It’s almost the time of year for top 10 lists and articles on New Year’s resolutions to begin appearing, so I’ve combined those two notions to create a reading list that will, I hope, open new paths and stimulate you to rethink your approach to the jewelry business. Or, as industry analyst Ken Gassman is fond of saying, “Are you in the jewelry business or the business of jewelry?”
Recently I met with a bright young director of an Indian jewelry manufacturing company and was struck by what he was reading to help him understand his competitors’ actions and blaze his own trail in the business world. It was The Art of War, by Sun Tzu, written over 2,400 years ago. If you substitute marketing and sales for war, and competitor for enemy, you have a time-tested treatise on conducting a progressive and successful retail jewelry business.
If you read nothing else on my list, read this book—not once, but twice. First time through, simply read it cover to cover. Put it down for a week and think about what you read and how it applies to your business situation. Pick it up again, and this time highlight passages that speak to your head and your heart.
After reading The Art of War, read the following books in the order listed, since they build, conceptually, one upon the other. Next on your reading list is the modern classic Positioning: The Battle for Your Mind, by Al Ries and Jack Trout. Once you’ve internalized the concepts of marketing and sales “warfare,” this book will help you understand the value and importance of creating your own place (i.e., brand) in the market and the actions needed to project that image and style to the consumer.
Having positioned your sales and marketing message, it’s time to think about whom you need to reach with your business proposition. That’s where The Next Economy: Will You Know Where Your Customers Are? by Elliot Ettenberg comes in. It deconstructs the 80/20 rule and explains how to allocate your budgets against your best prospects. It also discusses the demographic and psychographic changes that have taken place (and that will continue) and debunks many of the assumptions and defaults still accepted by clients and their old-school ad agencies.
As an addendum to Elliott’s book, I recommend Mass Affluence: 7 New Rules of Marketing to Today’s Consumer, by Paul Nunes and Brian Johnson. It transforms dry research into a compelling case for moving from a “cheap, cheaper, cheapest” strategy to a “good, better, best” one, given the changes in wealth in the U.S. and other Western markets.

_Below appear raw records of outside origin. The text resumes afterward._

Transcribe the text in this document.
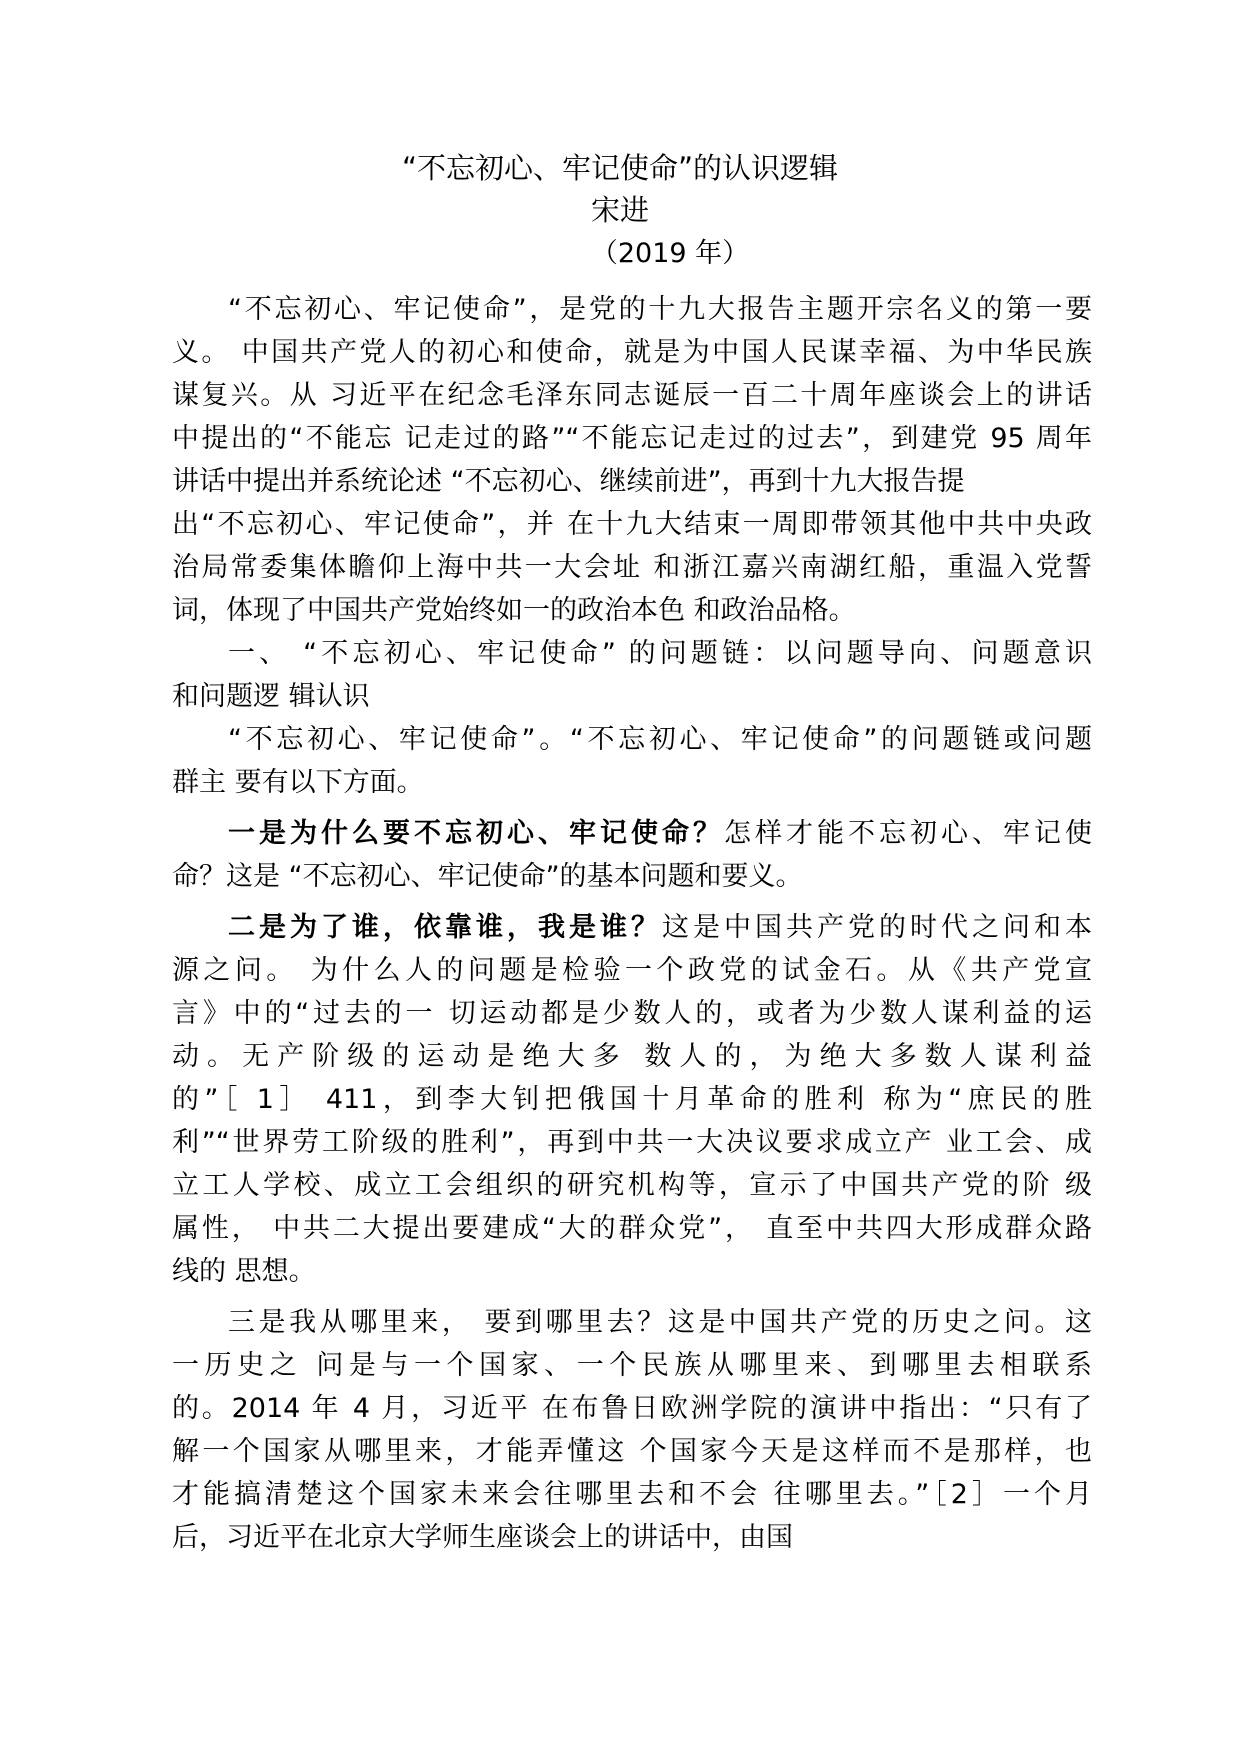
“不忘初心、牢记使命”的认识逻辑
宋进
（2019 年）
“不忘初心、牢记使命”，是党的十九大报告主题开宗名义的第一要
义。 中国共产党人的初心和使命，就是为中国人民谋幸福、为中华民族
谋复兴。从 习近平在纪念毛泽东同志诞辰一百二十周年座谈会上的讲话
中提出的“不能忘 记走过的路”“不能忘记走过的过去”，到建党 95 周年
讲话中提出并系统论述 “不忘初心、继续前进”，再到十九大报告提
出“不忘初心、牢记使命”，并 在十九大结束一周即带领其他中共中央政
治局常委集体瞻仰上海中共一大会址 和浙江嘉兴南湖红船，重温入党誓
词，体现了中国共产党始终如一的政治本色 和政治品格。
一、 “不忘初心、牢记使命” 的问题链：以问题导向、问题意识
和问题逻 辑认识
“不忘初心、牢记使命”。“不忘初心、牢记使命”的问题链或问题
群主 要有以下方面。
一是为什么要不忘初心、牢记使命？怎样才能不忘初心、牢记使
命？这是 “不忘初心、牢记使命”的基本问题和要义。
二是为了谁，依靠谁，我是谁？这是中国共产党的时代之问和本
源之问。 为什么人的问题是检验一个政党的试金石。从《共产党宣
言》中的“过去的一 切运动都是少数人的，或者为少数人谋利益的运
动。无产阶级的运动是绝大多 数人的，为绝大多数人谋利益
的”［ 1］ 411，到李大钊把俄国十月革命的胜利 称为“庶民的胜
利”“世界劳工阶级的胜利”，再到中共一大决议要求成立产 业工会、成
立工人学校、成立工会组织的研究机构等，宣示了中国共产党的阶 级
属性， 中共二大提出要建成“大的群众党”， 直至中共四大形成群众路
线的 思想。
三是我从哪里来， 要到哪里去？这是中国共产党的历史之问。这
一历史之 问是与一个国家、一个民族从哪里来、到哪里去相联系
的。2014 年 4 月，习近平 在布鲁日欧洲学院的演讲中指出：“只有了
解一个国家从哪里来，才能弄懂这 个国家今天是这样而不是那样，也
才能搞清楚这个国家未来会往哪里去和不会 往哪里去。”［2］一个月
后，习近平在北京大学师生座谈会上的讲话中，由国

Following this line of thought are two more books: Why People Buy Things They Don’t Need: Understanding and Predicting Consumer Behavior, by Pamela Danziger, and Trading Up: The New American Luxury, by Michael Silverstein and Neil Fiske. Both are excellent accounts of the growth of the “new” luxury retailing sector and the people attracted to these new luxuries. Completing the luxury trifecta is Hug Your Customers: The Proven Way to Personalize Sales and Achieve Astounding Results, by retailer Jack Mitchell, a life lesson for jewelers on how to retain your best clientele.

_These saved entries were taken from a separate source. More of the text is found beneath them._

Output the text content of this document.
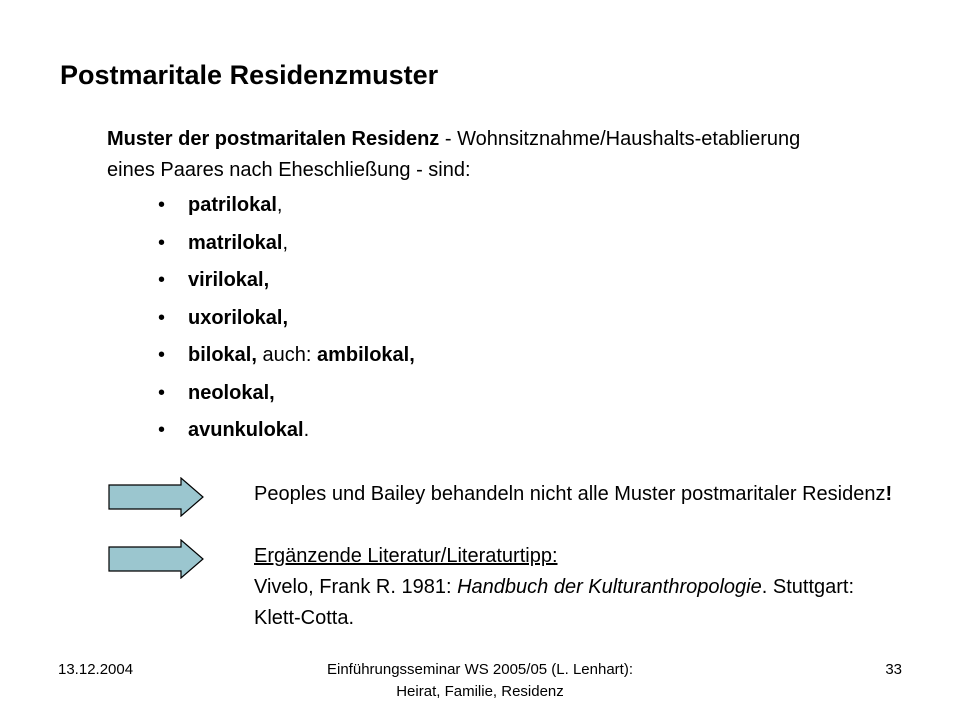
Postmaritale Residenzmuster
Muster der postmaritalen Residenz - Wohnsitznahme/Haushalts-etablierung eines Paares nach Eheschließung - sind:
• patrilokal,
• matrilokal,
• virilokal,
• uxorilokal,
• bilokal, auch: ambilokal,
• neolokal,
• avunkulokal.
Peoples und Bailey behandeln nicht alle Muster postmaritaler Residenz!
Ergänzende Literatur/Literaturtipp:
Vivelo, Frank R. 1981: Handbuch der Kulturanthropologie. Stuttgart: Klett-Cotta.
13.12.2004	Einführungsseminar WS 2005/05 (L. Lenhart):
Heirat, Familie, Residenz
33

Finally, so you don’t get too sanguine about the business, read Deluxe: How Luxury Lost Its Luster, by Dana Thomas, a wonderful dash of Angostura bitters to balance the sweet and tangy reads mentioned above. It relates many cautionary tales about rapacious luxury brands and their schemes for maintaining their own existence at the expense of the little guys—like the independent jewelers that carry a significant portion of the U.S. jewelry sales freight and are often the representatives for these “power brands.”
Until next year, happy reading, as you seek the retail advantage!